AD: Are there any other myths we grew up with that we tend to pass on to our children?

We’ve always been told that children start by being nobody and if they work hard, they might become better versions of themselves.

If you truly believe that children are “zeros” and adults are the upgraded models, then you automatically put every child in an inferior position. That’s cruel and unjustified.

All children have great potential, they can learn anything they want. When we come to this world, we are miniature versions of the adults we might become in the future. Adults, on the other hand, are the shadows of the people they could have become. If you’re aware of that, you can’t  look down on children. Kids are giants of potential.

AD: In that case, why do we persistently patronize them?

It’s so ironic that we do this. And every time it happens, we send a message. In all of us there’s a wounded child who at least once has been told: "You’re not OK. If you want to be liked, you’ll have to change". It stays with us for the rest of our lives and makes us become what other people expect us to be. Basically, when you’re a young person you are able to achieve anything you want, but the world tells you that you’re nobody and it forces you to adjust to the rest.

A child, torn by these two contradictory views, tries to find a way to bring them together. And since they can’t change others’ unfavorable opinions, they end up accepting them as their own.

Such behavior diminishes the source of pain. That’s how kids become what we want them to be -- they try to please us and feel accepted.

AD: That’s bad news.

Perhaps not. We already know it, we only forgot about it. We forgot that when we say: “I love you”, we should add "for what you are”.

AD: Is this the way you talk to your family?

Always. Because these are not just words. This reconciliation with the child inside us is a nostalgic act.

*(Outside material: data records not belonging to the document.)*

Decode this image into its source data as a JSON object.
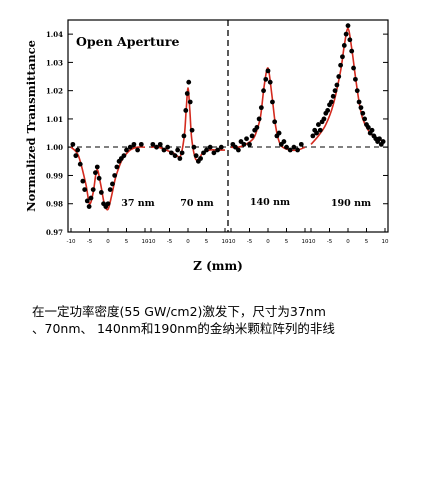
{
  "chart_data": {
    "type": "scatter",
    "title": "Open Aperture",
    "xlabel": "Z (mm)",
    "ylabel": "Normalized Transmittance",
    "ylim": [
      0.97,
      1.045
    ],
    "yticks": [
      "0.97",
      "0.98",
      "0.99",
      "1.00",
      "1.01",
      "1.02",
      "1.03",
      "1.04"
    ],
    "xlim": [
      -10,
      10
    ],
    "xticks": [
      "-10",
      "-5",
      "0",
      "5",
      "10"
    ],
    "panels": [
      {
        "label": "37 nm",
        "fit": [
          [
            -10,
            1.0
          ],
          [
            -8,
            0.997
          ],
          [
            -6,
            0.987
          ],
          [
            -5,
            0.98
          ],
          [
            -4,
            0.984
          ],
          [
            -3,
            0.992
          ],
          [
            -2,
            0.987
          ],
          [
            -1,
            0.98
          ],
          [
            0,
            0.978
          ],
          [
            1,
            0.983
          ],
          [
            2,
            0.989
          ],
          [
            3,
            0.993
          ],
          [
            4,
            0.996
          ],
          [
            6,
            0.999
          ],
          [
            8,
            1.0
          ],
          [
            10,
            1.0
          ]
        ],
        "points": [
          [
            -9.5,
            1.001
          ],
          [
            -8.7,
            0.997
          ],
          [
            -8.2,
            0.999
          ],
          [
            -7.5,
            0.994
          ],
          [
            -6.8,
            0.988
          ],
          [
            -6.3,
            0.985
          ],
          [
            -5.6,
            0.981
          ],
          [
            -5.1,
            0.979
          ],
          [
            -4.6,
            0.982
          ],
          [
            -4.0,
            0.985
          ],
          [
            -3.4,
            0.991
          ],
          [
            -2.9,
            0.993
          ],
          [
            -2.4,
            0.989
          ],
          [
            -1.8,
            0.984
          ],
          [
            -1.2,
            0.98
          ],
          [
            -0.6,
            0.979
          ],
          [
            0.0,
            0.98
          ],
          [
            0.6,
            0.985
          ],
          [
            1.2,
            0.987
          ],
          [
            1.8,
            0.99
          ],
          [
            2.4,
            0.993
          ],
          [
            3.0,
            0.995
          ],
          [
            3.6,
            0.996
          ],
          [
            4.3,
            0.997
          ],
          [
            5.0,
            0.999
          ],
          [
            6.0,
            1.0
          ],
          [
            7.0,
            1.001
          ],
          [
            8.0,
            0.999
          ],
          [
            9.0,
            1.001
          ]
        ]
      },
      {
        "label": "70 nm",
        "fit": [
          [
            -10,
            1.0
          ],
          [
            -8,
            1.0
          ],
          [
            -6,
            0.999
          ],
          [
            -4,
            0.998
          ],
          [
            -3,
            0.997
          ],
          [
            -2,
            0.997
          ],
          [
            -1,
            1.004
          ],
          [
            -0.5,
            1.013
          ],
          [
            0,
            1.021
          ],
          [
            0.5,
            1.013
          ],
          [
            1,
            1.003
          ],
          [
            2,
            0.996
          ],
          [
            3,
            0.996
          ],
          [
            4,
            0.998
          ],
          [
            6,
            0.999
          ],
          [
            8,
            0.999
          ],
          [
            10,
            0.999
          ]
        ],
        "points": [
          [
            -9.5,
            1.001
          ],
          [
            -8.5,
            1.0
          ],
          [
            -7.5,
            1.001
          ],
          [
            -6.5,
            0.999
          ],
          [
            -5.5,
            1.0
          ],
          [
            -4.5,
            0.998
          ],
          [
            -3.5,
            0.997
          ],
          [
            -2.8,
            0.999
          ],
          [
            -2.2,
            0.996
          ],
          [
            -1.6,
            0.998
          ],
          [
            -1.1,
            1.004
          ],
          [
            -0.6,
            1.013
          ],
          [
            -0.2,
            1.019
          ],
          [
            0.2,
            1.023
          ],
          [
            0.6,
            1.016
          ],
          [
            1.1,
            1.006
          ],
          [
            1.6,
            1.0
          ],
          [
            2.2,
            0.997
          ],
          [
            2.8,
            0.995
          ],
          [
            3.4,
            0.996
          ],
          [
            4.2,
            0.998
          ],
          [
            5.0,
            0.999
          ],
          [
            6.0,
            1.0
          ],
          [
            7.0,
            0.998
          ],
          [
            8.0,
            0.999
          ],
          [
            9.0,
            1.0
          ]
        ]
      },
      {
        "label": "140 nm",
        "fit": [
          [
            -10,
            1.0
          ],
          [
            -8,
            1.0
          ],
          [
            -6,
            1.001
          ],
          [
            -4,
            1.003
          ],
          [
            -3,
            1.006
          ],
          [
            -2,
            1.011
          ],
          [
            -1,
            1.022
          ],
          [
            0,
            1.028
          ],
          [
            1,
            1.019
          ],
          [
            2,
            1.008
          ],
          [
            3,
            1.002
          ],
          [
            4,
            1.0
          ],
          [
            6,
            0.999
          ],
          [
            8,
            0.999
          ],
          [
            10,
            1.0
          ]
        ],
        "points": [
          [
            -9.5,
            1.001
          ],
          [
            -8.8,
            1.0
          ],
          [
            -8.0,
            0.999
          ],
          [
            -7.3,
            1.002
          ],
          [
            -6.5,
            1.001
          ],
          [
            -5.8,
            1.003
          ],
          [
            -5.0,
            1.001
          ],
          [
            -4.3,
            1.004
          ],
          [
            -3.6,
            1.006
          ],
          [
            -3.0,
            1.007
          ],
          [
            -2.4,
            1.01
          ],
          [
            -1.8,
            1.014
          ],
          [
            -1.2,
            1.02
          ],
          [
            -0.6,
            1.024
          ],
          [
            0.0,
            1.027
          ],
          [
            0.6,
            1.023
          ],
          [
            1.2,
            1.016
          ],
          [
            1.8,
            1.009
          ],
          [
            2.4,
            1.004
          ],
          [
            3.0,
            1.005
          ],
          [
            3.6,
            1.001
          ],
          [
            4.3,
            1.002
          ],
          [
            5.0,
            1.0
          ],
          [
            6.0,
            0.999
          ],
          [
            7.0,
            1.0
          ],
          [
            8.0,
            0.999
          ],
          [
            9.0,
            1.001
          ]
        ]
      },
      {
        "label": "190 nm",
        "fit": [
          [
            -10,
            1.001
          ],
          [
            -8,
            1.004
          ],
          [
            -6,
            1.008
          ],
          [
            -4,
            1.015
          ],
          [
            -2,
            1.027
          ],
          [
            -1,
            1.036
          ],
          [
            0,
            1.042
          ],
          [
            1,
            1.035
          ],
          [
            2,
            1.025
          ],
          [
            3,
            1.016
          ],
          [
            4,
            1.01
          ],
          [
            6,
            1.005
          ],
          [
            8,
            1.003
          ],
          [
            10,
            1.002
          ]
        ],
        "points": [
          [
            -9.5,
            1.004
          ],
          [
            -9.0,
            1.006
          ],
          [
            -8.5,
            1.005
          ],
          [
            -8.0,
            1.008
          ],
          [
            -7.5,
            1.006
          ],
          [
            -7.0,
            1.009
          ],
          [
            -6.5,
            1.01
          ],
          [
            -6.0,
            1.012
          ],
          [
            -5.5,
            1.013
          ],
          [
            -5.0,
            1.015
          ],
          [
            -4.5,
            1.016
          ],
          [
            -4.0,
            1.018
          ],
          [
            -3.5,
            1.02
          ],
          [
            -3.0,
            1.022
          ],
          [
            -2.5,
            1.025
          ],
          [
            -2.0,
            1.029
          ],
          [
            -1.5,
            1.032
          ],
          [
            -1.0,
            1.036
          ],
          [
            -0.5,
            1.04
          ],
          [
            0.0,
            1.043
          ],
          [
            0.5,
            1.038
          ],
          [
            1.0,
            1.034
          ],
          [
            1.5,
            1.028
          ],
          [
            2.0,
            1.024
          ],
          [
            2.5,
            1.02
          ],
          [
            3.0,
            1.016
          ],
          [
            3.5,
            1.014
          ],
          [
            4.0,
            1.012
          ],
          [
            4.5,
            1.01
          ],
          [
            5.0,
            1.008
          ],
          [
            5.5,
            1.007
          ],
          [
            6.0,
            1.005
          ],
          [
            6.5,
            1.006
          ],
          [
            7.0,
            1.004
          ],
          [
            7.5,
            1.003
          ],
          [
            8.0,
            1.002
          ],
          [
            8.5,
            1.003
          ],
          [
            9.0,
            1.001
          ],
          [
            9.5,
            1.002
          ]
        ]
      }
    ]
  },
  "caption": {
    "line1": "在一定功率密度(55 GW/cm2)激发下，尺寸为37nm",
    "line2": "、70nm、 140nm和190nm的金纳米颗粒阵列的非线"
  }
}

Today, we’re told that self-development is a complex and laborious task. It’s not true! All you need to do is change the way you see yourself. Tell yourself: “I love you just the way you are" and see what happens. 

AD: Sounds like a psychological miracle diet.

Maybe, but it works! That’s why I still have the enthusiasm and energy to travel around the world and share it with people.

AD: Is enthusiasm something we can acquire? Or if once lost, can it be regained?

The easiest way would be to learn it all over again. From children.